Guillaume St-Pierre Samedi, 12 octobre 2019 05:00
TORONTO | Le NPD et le Parti conservateur ont attendu après le dernier débat des chefs pour présenter aux Canadiens leur cadre financier. À la lecture des documents, on comprend mieux pourquoi.
Le chef conservateur est le seul à promettre l’équilibre budgétaire dans un avenir prévisible. Dans cinq ans, pour être précis.

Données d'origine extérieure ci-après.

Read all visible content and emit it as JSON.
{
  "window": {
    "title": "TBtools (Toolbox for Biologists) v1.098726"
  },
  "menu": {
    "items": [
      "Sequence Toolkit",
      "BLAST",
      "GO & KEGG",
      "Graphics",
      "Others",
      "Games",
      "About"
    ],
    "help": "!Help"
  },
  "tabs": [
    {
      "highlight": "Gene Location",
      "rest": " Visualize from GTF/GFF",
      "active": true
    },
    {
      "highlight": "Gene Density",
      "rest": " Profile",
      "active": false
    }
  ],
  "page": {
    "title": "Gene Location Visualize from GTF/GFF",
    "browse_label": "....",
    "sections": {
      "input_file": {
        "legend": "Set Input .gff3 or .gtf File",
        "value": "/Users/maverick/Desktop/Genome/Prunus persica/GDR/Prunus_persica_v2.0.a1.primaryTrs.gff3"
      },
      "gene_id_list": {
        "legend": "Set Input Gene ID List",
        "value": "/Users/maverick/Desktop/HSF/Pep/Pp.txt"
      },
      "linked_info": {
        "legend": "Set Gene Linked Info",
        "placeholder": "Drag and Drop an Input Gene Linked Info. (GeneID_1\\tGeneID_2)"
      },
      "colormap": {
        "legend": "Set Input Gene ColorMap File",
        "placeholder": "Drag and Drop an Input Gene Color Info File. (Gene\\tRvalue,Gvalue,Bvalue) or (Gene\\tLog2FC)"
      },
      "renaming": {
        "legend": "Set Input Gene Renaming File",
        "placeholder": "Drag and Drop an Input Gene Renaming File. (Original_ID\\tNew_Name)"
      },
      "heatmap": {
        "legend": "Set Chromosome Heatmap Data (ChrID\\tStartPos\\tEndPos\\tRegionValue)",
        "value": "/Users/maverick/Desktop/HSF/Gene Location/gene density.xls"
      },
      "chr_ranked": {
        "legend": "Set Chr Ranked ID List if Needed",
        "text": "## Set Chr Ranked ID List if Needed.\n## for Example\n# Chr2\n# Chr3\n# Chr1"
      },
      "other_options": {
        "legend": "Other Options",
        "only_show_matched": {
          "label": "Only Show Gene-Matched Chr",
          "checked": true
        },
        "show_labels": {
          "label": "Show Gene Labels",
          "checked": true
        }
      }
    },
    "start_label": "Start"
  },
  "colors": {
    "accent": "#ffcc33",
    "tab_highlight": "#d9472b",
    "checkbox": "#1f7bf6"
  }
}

Pour y arriver, Andrew Scheer prévoit sur cette période des dizaines de milliards en nouveaux revenus... et en compressions. Ce mot devenu tabou que plus personne ne semble vouloir entendre, et que les libéraux ont transformé en arme politique contre les conservateurs.
D’abord, les revenus.
M. Scheer compte entre autres aller chercher 2,5 G$ dans les poches des géants du web. Pas question, toutefois, de les soumettre aux mêmes règles du jeu que leurs concurrents canadiens, en exigeant qu’ils perçoivent les taxes de vente.

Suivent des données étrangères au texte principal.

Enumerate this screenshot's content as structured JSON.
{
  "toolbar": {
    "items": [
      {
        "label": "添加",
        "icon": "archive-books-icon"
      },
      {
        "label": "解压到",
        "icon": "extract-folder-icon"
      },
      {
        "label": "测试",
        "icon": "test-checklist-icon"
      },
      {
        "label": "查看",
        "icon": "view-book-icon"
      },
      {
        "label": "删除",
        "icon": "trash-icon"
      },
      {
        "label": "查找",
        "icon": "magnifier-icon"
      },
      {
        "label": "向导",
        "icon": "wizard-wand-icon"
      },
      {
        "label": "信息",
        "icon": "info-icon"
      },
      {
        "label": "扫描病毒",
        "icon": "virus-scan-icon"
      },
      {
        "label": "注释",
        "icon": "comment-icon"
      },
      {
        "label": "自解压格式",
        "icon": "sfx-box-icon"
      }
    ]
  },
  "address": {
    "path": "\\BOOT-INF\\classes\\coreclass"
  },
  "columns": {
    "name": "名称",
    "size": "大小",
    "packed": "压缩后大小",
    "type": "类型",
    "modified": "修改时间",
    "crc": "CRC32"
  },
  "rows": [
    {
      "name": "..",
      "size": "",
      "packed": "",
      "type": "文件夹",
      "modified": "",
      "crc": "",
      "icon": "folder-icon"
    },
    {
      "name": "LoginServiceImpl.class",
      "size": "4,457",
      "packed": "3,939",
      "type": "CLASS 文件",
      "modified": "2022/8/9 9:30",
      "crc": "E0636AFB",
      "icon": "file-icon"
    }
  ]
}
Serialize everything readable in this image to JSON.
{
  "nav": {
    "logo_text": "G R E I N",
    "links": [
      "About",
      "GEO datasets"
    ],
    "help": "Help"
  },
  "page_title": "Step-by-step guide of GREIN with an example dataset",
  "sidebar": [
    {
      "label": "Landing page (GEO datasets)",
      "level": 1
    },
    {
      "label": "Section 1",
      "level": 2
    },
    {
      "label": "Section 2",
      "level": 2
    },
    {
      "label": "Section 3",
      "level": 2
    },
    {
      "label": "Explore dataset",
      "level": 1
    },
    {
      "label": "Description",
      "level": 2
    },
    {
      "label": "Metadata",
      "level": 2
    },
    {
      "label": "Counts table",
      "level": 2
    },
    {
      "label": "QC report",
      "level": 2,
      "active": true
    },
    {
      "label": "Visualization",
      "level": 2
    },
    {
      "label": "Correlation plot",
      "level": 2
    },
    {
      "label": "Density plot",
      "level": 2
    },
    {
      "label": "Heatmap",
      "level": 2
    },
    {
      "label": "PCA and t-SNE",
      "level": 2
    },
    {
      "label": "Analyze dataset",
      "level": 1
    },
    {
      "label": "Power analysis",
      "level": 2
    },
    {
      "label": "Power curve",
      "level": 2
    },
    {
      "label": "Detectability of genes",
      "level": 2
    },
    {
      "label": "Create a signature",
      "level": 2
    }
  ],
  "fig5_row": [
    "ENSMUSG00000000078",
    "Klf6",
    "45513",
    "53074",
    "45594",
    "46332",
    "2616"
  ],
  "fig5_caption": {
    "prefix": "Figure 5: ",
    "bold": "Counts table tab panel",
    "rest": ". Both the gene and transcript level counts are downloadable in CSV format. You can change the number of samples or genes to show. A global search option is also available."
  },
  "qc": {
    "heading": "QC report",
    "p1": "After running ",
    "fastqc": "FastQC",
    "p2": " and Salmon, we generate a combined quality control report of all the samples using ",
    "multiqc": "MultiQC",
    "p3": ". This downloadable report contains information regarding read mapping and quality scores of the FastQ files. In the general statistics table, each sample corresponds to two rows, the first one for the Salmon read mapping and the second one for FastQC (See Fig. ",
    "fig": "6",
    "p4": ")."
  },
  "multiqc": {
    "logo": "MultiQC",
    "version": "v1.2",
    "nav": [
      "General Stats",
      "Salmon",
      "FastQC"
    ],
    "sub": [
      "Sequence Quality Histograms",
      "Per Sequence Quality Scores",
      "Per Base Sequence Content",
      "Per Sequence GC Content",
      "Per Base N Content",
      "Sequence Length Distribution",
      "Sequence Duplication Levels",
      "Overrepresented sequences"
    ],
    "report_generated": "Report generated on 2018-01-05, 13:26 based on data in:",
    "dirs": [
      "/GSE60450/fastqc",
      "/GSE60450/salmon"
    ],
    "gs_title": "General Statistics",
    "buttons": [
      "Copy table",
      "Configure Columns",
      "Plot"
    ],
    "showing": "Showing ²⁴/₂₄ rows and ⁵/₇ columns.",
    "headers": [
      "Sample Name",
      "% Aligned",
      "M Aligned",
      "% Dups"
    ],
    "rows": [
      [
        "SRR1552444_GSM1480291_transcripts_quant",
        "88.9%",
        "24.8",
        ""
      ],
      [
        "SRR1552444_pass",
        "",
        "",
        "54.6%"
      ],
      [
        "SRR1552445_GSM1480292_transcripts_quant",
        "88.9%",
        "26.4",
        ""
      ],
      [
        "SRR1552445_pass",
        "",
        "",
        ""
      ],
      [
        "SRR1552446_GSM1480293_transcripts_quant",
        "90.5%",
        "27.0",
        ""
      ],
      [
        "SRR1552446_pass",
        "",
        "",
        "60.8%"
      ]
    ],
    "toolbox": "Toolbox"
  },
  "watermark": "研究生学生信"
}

La lutte aux paradis fiscaux pourrait, elle, rapporter 11 G$ sur 5 ans, selon le plan conservateur.
Les libéraux ont eux aussi promis de telles mesures afin de se dégager une marge de manœuvre.
Mais rappelons que le Directeur parlementaire du budget, un haut fonctionnaire indépendant, estime qu’il est difficile de calculer l’efficacité de ces mesures.
Que feront les partis si elles s’avèrent moins payantes que prévu ?
Coupes
Le retour à l’équilibre budgétaire ne se fera pas sans compressions.
Andrew Scheer prévoit couper dans les investissements en infrastructures à hauteur de 18 G$ sur cinq ans.
À cela s’ajoutent 14 G$ en réduction des dépenses de fonctionnement...
Une catégorie plutôt vague rapidement qualifiée de « coupes cachées » par les libéraux.
En point de presse, M. Scheer a soutenu que ces milliards seront économisés en réduisant le recours aux consultants et le nombre de bureaux vides.
Les libéraux ont passé les derniers mois à mettre les électeurs en garde contre l’arrivée au pouvoir à Ottawa d’un gouvernement conservateur adepte d’austérité, comme ses cousins provinciaux Ford et Kenney.
Andrew Scheer promet de conserver intacts les services aux citoyens et de maintenir les transferts en santé et en éducation aux provinces.
Il aura tout de même fort à faire pour rassurer les électeurs, particulièrement ceux de l’Ontario, échaudés par Doug Ford.
Le cadre financier de M. Scheer risque de donner des munitions à ses adversaires dont l’équilibre budgétaire n’est pas dans les plans.
À un peu plus d’une semaine du scrutin, les conservateurs n’ont plus beaucoup de temps pour faire la pédagogie d’un retour à l’équilibre tel qu’ils le préconisent.
NPD
Le NPD a lui aussi choisi de dévoiler son cadre financier après les débats, et de surcroît, à l’aube d’un long week-end.
Le parti de Jagmeet Singh a passé les dernières semaines à faire rêver les électeurs avec des promesses alléchantes, comme une assurance maladie couvrant les frais de dentiste.
La troupe néo-démocrate ne perdrait pas de temps. Dès la première année d’un gouvernement Singh, on prévoit 35 G$ en nouvelles dépenses et 31 G$ en nouvelles sources de revenus.
Gros programme.
Pour financer ses promesses, M. Singh irait allègrement piger dans les poches des plus riches et des entreprises.
On estime pouvoir aller chercher 8 G$ en haussant le taux d’imposition sur les gains en capital, 6 G$ en augmentant l’impôt des sociétés, 6 G$ en luttant contre les paradis fiscaux et 5,5 G$ en taxant les grandes fortunes.
On peut être d’accord sur le principe, mais taxer les riches est rarement aussi payant qu’anticipé. Les puissants de ce monde profitent d’excellents conseils des meilleurs comptables et avocats.
Depuis sa défaite cinglante aux mains de Justin Trudeau en 2015, le NPD de Jagmeet Singh s’est offert un solide coup de barre à gauche.
La plateforme qu’il a présentée hier le condamne à faire rêver.